Irak'ta çocuklar da, anneleri gibi mağdur durumda. Azınlıkta olan çalışan annelerin maaşları geçim sınırının çok altında. Bu anneler çalıştıkları için zaman ayıramadıkları çocuklarıyla bir hayat kurmaya çalışıyorlar. Çalışamayanlar kadınların ise tek çaresi, okulda başarısız olan çocuklarını çalıştırmak. Sahire Mutasir, "Ailemiz 7 kişiden oluşuyor. Ben, eşim ve 5 çocuğumuz. Eşim, bekçi olarak çalışıyordu. İran-Irak savaşında başından yaralandı. Artık çalışamayacak halde. Devlette çalışmak istedi ama iş vermek için 300 dolar rüşvet istediler. Bu para bizde yok. Evimizin geçimini su anda 12 yaşındaki oğlum sağlıyor. Alüminyum çöpleri toplayıp satıyor. Akşam okuluna gidiyor, gündüzleri de çalışıyor ve bu şekilde 7 kişiye bakıyor. 15 yasındaki kızım ve 14 yasındaki oğlum okula gidiyor. Oğlum Abbas, dün gün boyu çalışarak eve ancak 1 dolar getirebildi. Kış aylarında daha fazla zorluk yaşıyoruz çünkü Abbas bu aylarda fazla çalışamıyor. Domates ve patates ile besleniyoruz. Ben de, istendikçe kadınlara temizliğe gidiyorum. Ailemden yardim isteyemem, onların durumu bizimkinden de kötü" ifadelerini kullandı.
Irak'ta düzenlenen her resmi toplantıda güvenliğin arttığı ve istikrarın yavaş yavaş sağlandığı dile getiriliyor. Ancak sokaktaki insanların sorunları bunun çok ötesinde.
Vesen Kazim, "Sünni bir gençle birbirimize aşık olduk. Yaklaşık 6 yıl beraberdik ve onu deli gibi seviyordum. Daha sonra evlendik. Eşim öldürüldüğünde 4 yıllık evliydik. Ramadi'ye giderken teröristler onu durdurmuş ve Sünni olduğu gerekçesiyle öldürmüşler. Ailelerimiz, mezhep farklılığı sebebiyle, evliliğimizi hiçbir zaman onaylamadılar. Biz kaçarak evlenmiştik.
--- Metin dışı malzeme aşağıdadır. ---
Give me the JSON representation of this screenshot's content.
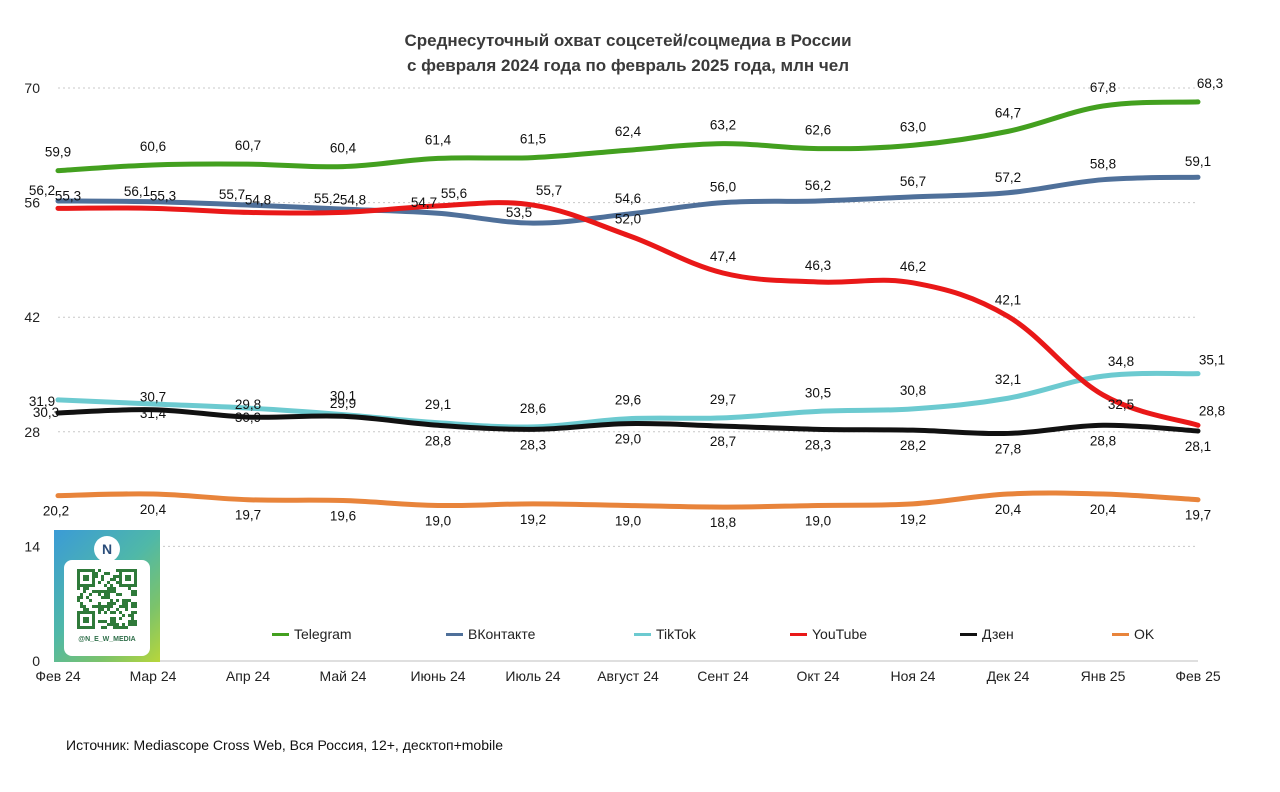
{
  "chart_data": {
    "type": "line",
    "title": "Среднесуточный охват соцсетей/соцмедиа в России",
    "subtitle": "с февраля 2024 года по февраль 2025 года, млн чел",
    "categories": [
      "Фев 24",
      "Мар 24",
      "Апр 24",
      "Май 24",
      "Июнь 24",
      "Июль 24",
      "Август 24",
      "Сент 24",
      "Окт 24",
      "Ноя 24",
      "Дек 24",
      "Янв 25",
      "Фев 25"
    ],
    "y_ticks": [
      0,
      14,
      28,
      42,
      56,
      70
    ],
    "ylim": [
      0,
      70
    ],
    "grid": "horizontal-dashed",
    "legend_position": "bottom",
    "series": [
      {
        "name": "Telegram",
        "color": "#43a01f",
        "values": [
          59.9,
          60.6,
          60.7,
          60.4,
          61.4,
          61.5,
          62.4,
          63.2,
          62.6,
          63.0,
          64.7,
          67.8,
          68.3
        ],
        "labels": [
          "59,9",
          "60,6",
          "60,7",
          "60,4",
          "61,4",
          "61,5",
          "62,4",
          "63,2",
          "62,6",
          "63,0",
          "64,7",
          "67,8",
          "68,3"
        ]
      },
      {
        "name": "ВКонтакте",
        "color": "#4f709a",
        "values": [
          56.2,
          56.1,
          55.7,
          55.2,
          54.7,
          53.5,
          54.6,
          56.0,
          56.2,
          56.7,
          57.2,
          58.8,
          59.1
        ],
        "labels": [
          "56,2",
          "56,1",
          "55,7",
          "55,2",
          "54,7",
          "53,5",
          "54,6",
          "56,0",
          "56,2",
          "56,7",
          "57,2",
          "58,8",
          "59,1"
        ]
      },
      {
        "name": "TikTok",
        "color": "#6ccad0",
        "values": [
          31.9,
          31.4,
          30.9,
          30.1,
          29.1,
          28.6,
          29.6,
          29.7,
          30.5,
          30.8,
          32.1,
          34.8,
          35.1
        ],
        "labels": [
          "31,9",
          "31,4",
          "30,9",
          "30,1",
          "29,1",
          "28,6",
          "29,6",
          "29,7",
          "30,5",
          "30,8",
          "32,1",
          "34,8",
          "35,1"
        ]
      },
      {
        "name": "YouTube",
        "color": "#e91818",
        "values": [
          55.3,
          55.3,
          54.8,
          54.8,
          55.6,
          55.7,
          52.0,
          47.4,
          46.3,
          46.2,
          42.1,
          32.5,
          28.8
        ],
        "labels": [
          "55,3",
          "55,3",
          "54,8",
          "54,8",
          "55,6",
          "55,7",
          "52,0",
          "47,4",
          "46,3",
          "46,2",
          "42,1",
          "32,5",
          "28,8"
        ]
      },
      {
        "name": "Дзен",
        "color": "#111111",
        "values": [
          30.3,
          30.7,
          29.8,
          29.9,
          28.8,
          28.3,
          29.0,
          28.7,
          28.3,
          28.2,
          27.8,
          28.8,
          28.1
        ],
        "labels": [
          "30,3",
          "30,7",
          "29,8",
          "29,9",
          "28,8",
          "28,3",
          "29,0",
          "28,7",
          "28,3",
          "28,2",
          "27,8",
          "28,8",
          "28,1"
        ]
      },
      {
        "name": "OK",
        "color": "#e8843b",
        "values": [
          20.2,
          20.4,
          19.7,
          19.6,
          19.0,
          19.2,
          19.0,
          18.8,
          19.0,
          19.2,
          20.4,
          20.4,
          19.7
        ],
        "labels": [
          "20,2",
          "20,4",
          "19,7",
          "19,6",
          "19,0",
          "19,2",
          "19,0",
          "18,8",
          "19,0",
          "19,2",
          "20,4",
          "20,4",
          "19,7"
        ]
      }
    ]
  },
  "source_text": "Источник: Mediascope Cross Web, Вся Россия, 12+, десктоп+mobile",
  "badge": {
    "logo_letter": "N",
    "handle": "@N_E_W_MEDIA",
    "gradient_colors": [
      "#3b9bd6",
      "#4fb8a8",
      "#7cc36a",
      "#b8d63a"
    ]
  }
}
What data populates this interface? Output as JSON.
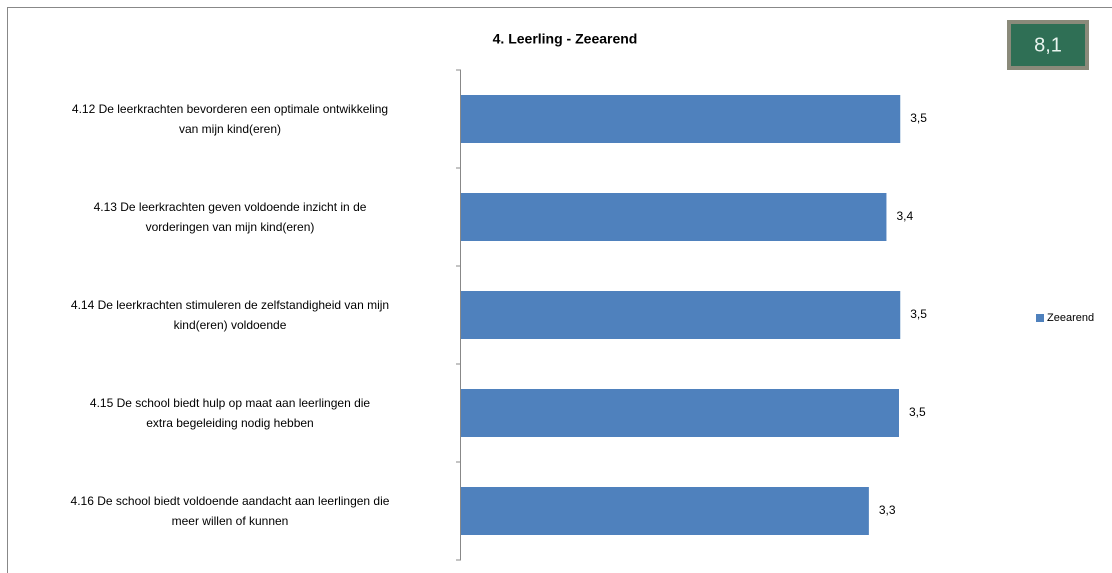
{
  "chart_data": {
    "type": "barh",
    "title": "4. Leerling - Zeearend",
    "score": "8,1",
    "categories": [
      [
        "4.12 De leerkrachten bevorderen een optimale ontwikkeling",
        "van mijn kind(eren)"
      ],
      [
        "4.13 De leerkrachten geven voldoende inzicht in de",
        "vorderingen van mijn kind(eren)"
      ],
      [
        "4.14 De leerkrachten stimuleren de zelfstandigheid van mijn",
        "kind(eren) voldoende"
      ],
      [
        "4.15 De school biedt hulp op maat aan leerlingen die",
        "extra begeleiding nodig hebben"
      ],
      [
        "4.16 De school biedt voldoende aandacht aan leerlingen die",
        "meer willen of kunnen"
      ]
    ],
    "series": [
      {
        "name": "Zeearend",
        "color": "#4f81bd",
        "values": [
          3.5,
          3.39,
          3.5,
          3.49,
          3.25
        ],
        "value_labels": [
          "3,5",
          "3,4",
          "3,5",
          "3,5",
          "3,3"
        ]
      }
    ],
    "xlim": [
      0,
      4
    ],
    "legend": "right"
  }
}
Ben, Radyo En Nas'da çalışıyorum, eşim de taksi şoförüydü. Eşimi kaybettikten sonra arabasını da aldılar. Maaşım, tek başıma olmama rağmen bana yetmiyor. Çok zor durumdayım, beni duyun lütfen. Kocamın suçu neydi? Başka bir mezhepte olduğu için, bir insanı öldürme hakkını nereden buluyorlar?" diyerek duygularını ifade etti.
Ülke içindeki mezhep çatışmaları, insanların komşularına dahi güvenememesi, Irak'ta toplumsal paranoyaya ve şiddetin artmasına sebep olmakta. Görünen o ki, ülke içinde etkin olan çok uluslu güçler ve Irak hükümeti, toplumsal barışı sağlamadıkça Irak'ta kadınlar savaşın asıl mağdurları olmaya devam edecek.